Are subtitle sites illegal?

This thread inspired me to ask about this. Subtitle sites provide text files containing all lines spoken in a movie, or (more usefully) a translation of these. Many of this texts are ripped from DVDs (meaning an OCR program is used to convert the images in a DVD to plain text), and many are fully translated by contributers. Is publishing any of this on the web illegal? I administrate one of these sites, so I’m pretty interested in the answer.

Keep in mind the OP is in Portugal, so the answer may be different.

joazito, which site do you administer? I’m always looking for translations into Spanish.

My opinion, though, is that it’s probably a copyright violation in the United States for anyone to offer for distribution the text. Interesting question, though – are transcripts copyrightable? There are a lot of song lyric sites.

I only have a right to the English and French dialogue on my DVD’s – if I want Spanish I should move to Mexico (except I did that and everything’s region 4 – Australia!).

Further, am I committing a copyright violation by using downloaded subtitles for personal use?
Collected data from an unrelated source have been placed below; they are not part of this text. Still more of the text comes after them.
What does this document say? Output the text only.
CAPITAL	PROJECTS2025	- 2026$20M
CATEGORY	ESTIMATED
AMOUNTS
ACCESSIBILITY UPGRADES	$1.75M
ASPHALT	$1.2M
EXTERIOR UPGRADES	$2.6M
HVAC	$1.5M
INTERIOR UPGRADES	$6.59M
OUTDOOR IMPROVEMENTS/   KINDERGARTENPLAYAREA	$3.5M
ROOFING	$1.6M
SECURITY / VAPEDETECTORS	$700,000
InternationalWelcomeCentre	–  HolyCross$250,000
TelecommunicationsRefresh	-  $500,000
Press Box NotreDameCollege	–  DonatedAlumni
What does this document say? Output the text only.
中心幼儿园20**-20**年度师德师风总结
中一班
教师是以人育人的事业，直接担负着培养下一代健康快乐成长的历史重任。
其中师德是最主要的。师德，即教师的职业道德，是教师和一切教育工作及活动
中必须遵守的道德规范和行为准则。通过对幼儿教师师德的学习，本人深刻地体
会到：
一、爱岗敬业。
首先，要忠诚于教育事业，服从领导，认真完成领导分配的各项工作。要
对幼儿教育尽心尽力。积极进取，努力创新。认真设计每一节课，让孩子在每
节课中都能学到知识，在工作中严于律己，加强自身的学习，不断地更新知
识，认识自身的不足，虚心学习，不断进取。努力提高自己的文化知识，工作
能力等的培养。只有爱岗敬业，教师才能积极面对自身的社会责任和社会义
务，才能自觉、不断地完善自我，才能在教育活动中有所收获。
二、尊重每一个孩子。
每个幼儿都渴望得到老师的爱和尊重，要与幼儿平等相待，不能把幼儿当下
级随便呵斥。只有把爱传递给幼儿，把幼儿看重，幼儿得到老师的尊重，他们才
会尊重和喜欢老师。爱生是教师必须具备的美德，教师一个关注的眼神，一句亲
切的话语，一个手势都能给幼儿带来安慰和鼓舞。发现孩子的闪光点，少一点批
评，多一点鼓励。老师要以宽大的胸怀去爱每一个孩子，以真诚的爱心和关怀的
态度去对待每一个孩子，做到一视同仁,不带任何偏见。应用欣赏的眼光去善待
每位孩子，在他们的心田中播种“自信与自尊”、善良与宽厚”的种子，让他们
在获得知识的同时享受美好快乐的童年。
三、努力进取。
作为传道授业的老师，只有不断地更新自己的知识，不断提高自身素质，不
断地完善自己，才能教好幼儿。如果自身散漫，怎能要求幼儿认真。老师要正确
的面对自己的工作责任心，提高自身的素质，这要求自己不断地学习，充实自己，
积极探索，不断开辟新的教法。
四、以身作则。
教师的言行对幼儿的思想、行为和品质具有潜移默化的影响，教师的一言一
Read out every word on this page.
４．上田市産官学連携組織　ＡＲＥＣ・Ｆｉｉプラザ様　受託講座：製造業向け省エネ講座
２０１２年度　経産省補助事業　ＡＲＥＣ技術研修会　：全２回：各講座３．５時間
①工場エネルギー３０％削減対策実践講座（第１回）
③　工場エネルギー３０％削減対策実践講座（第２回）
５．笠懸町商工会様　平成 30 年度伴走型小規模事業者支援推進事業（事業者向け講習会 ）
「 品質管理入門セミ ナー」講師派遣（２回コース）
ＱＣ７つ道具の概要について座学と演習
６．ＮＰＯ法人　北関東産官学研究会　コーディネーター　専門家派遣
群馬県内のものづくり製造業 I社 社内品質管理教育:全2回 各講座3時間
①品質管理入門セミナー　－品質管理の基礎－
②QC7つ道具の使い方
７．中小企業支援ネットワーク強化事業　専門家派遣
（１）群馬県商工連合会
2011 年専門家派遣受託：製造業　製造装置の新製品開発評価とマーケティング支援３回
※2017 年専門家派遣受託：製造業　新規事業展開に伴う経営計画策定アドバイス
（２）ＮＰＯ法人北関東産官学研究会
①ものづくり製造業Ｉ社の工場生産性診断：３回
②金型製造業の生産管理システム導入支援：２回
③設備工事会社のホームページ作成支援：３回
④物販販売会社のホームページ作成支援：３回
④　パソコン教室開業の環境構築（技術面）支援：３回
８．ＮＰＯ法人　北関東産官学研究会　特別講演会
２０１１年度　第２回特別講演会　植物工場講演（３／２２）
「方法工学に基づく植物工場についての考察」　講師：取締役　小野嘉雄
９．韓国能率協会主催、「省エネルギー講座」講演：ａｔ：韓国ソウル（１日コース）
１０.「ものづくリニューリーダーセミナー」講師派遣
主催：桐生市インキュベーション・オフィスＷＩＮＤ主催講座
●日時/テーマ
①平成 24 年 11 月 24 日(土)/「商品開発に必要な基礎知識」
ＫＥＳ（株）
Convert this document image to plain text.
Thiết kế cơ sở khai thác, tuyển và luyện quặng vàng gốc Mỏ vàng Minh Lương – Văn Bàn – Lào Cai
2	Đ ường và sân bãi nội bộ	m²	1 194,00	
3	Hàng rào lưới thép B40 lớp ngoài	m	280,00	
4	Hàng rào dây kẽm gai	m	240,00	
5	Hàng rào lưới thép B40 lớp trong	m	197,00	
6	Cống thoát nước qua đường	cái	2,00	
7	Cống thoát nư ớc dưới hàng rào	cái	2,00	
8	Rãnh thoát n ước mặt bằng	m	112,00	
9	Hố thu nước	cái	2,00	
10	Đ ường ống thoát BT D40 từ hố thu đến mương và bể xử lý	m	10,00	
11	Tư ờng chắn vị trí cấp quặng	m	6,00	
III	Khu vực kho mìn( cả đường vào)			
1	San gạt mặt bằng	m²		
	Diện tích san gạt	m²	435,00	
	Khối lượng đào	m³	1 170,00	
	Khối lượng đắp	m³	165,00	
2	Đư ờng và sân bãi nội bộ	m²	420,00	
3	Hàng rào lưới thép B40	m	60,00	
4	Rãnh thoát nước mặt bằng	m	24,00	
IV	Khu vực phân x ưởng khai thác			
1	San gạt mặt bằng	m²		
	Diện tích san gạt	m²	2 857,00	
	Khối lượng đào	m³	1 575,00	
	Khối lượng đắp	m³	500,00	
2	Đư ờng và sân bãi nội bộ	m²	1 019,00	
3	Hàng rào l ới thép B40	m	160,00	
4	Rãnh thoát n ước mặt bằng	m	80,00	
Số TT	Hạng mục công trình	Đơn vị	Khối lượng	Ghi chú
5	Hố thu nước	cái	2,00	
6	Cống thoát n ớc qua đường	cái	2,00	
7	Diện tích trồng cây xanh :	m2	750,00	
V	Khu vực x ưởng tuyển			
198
Or just a DCMA violating by de-CSSing the DVD and making a new DVD with the new subs? Or, am I now scott free by being out of the USA?

It would most likely be a copyright violation unless the copyright holder granted permission.

Downloading the subtitles – technically it is a violation (you are making a copy without permission), but the copyright holder would more likely go up against whoever was distributing them.

Translations are individually copyrightable separately from the parent text. All my books that appeared in non-English versions have a translator’s copyright included on them.

My assumption is that the translation for a movie is owned by the studio that owns the movie itself or by the legally appointed distributor. Any site that posts these is violating copyright exactly as if it posts the original script or the visuals of the movie itself.

Creating a new translation is equally prohibited, as a translation is a derivative work as noted by Gfactor in post #19 in that other thread. No one but those specifically authorized to do so by the copyright holders can make a derivative work.

Because of the Berne Convention, this would hold in virtually every country.

The short answer is yes, this is illegal in every conceivable way.

What **Exapno **said.

Thanks for the answers guys. My site only has portuguese translations, Balthisar, you wouldn’t be interested.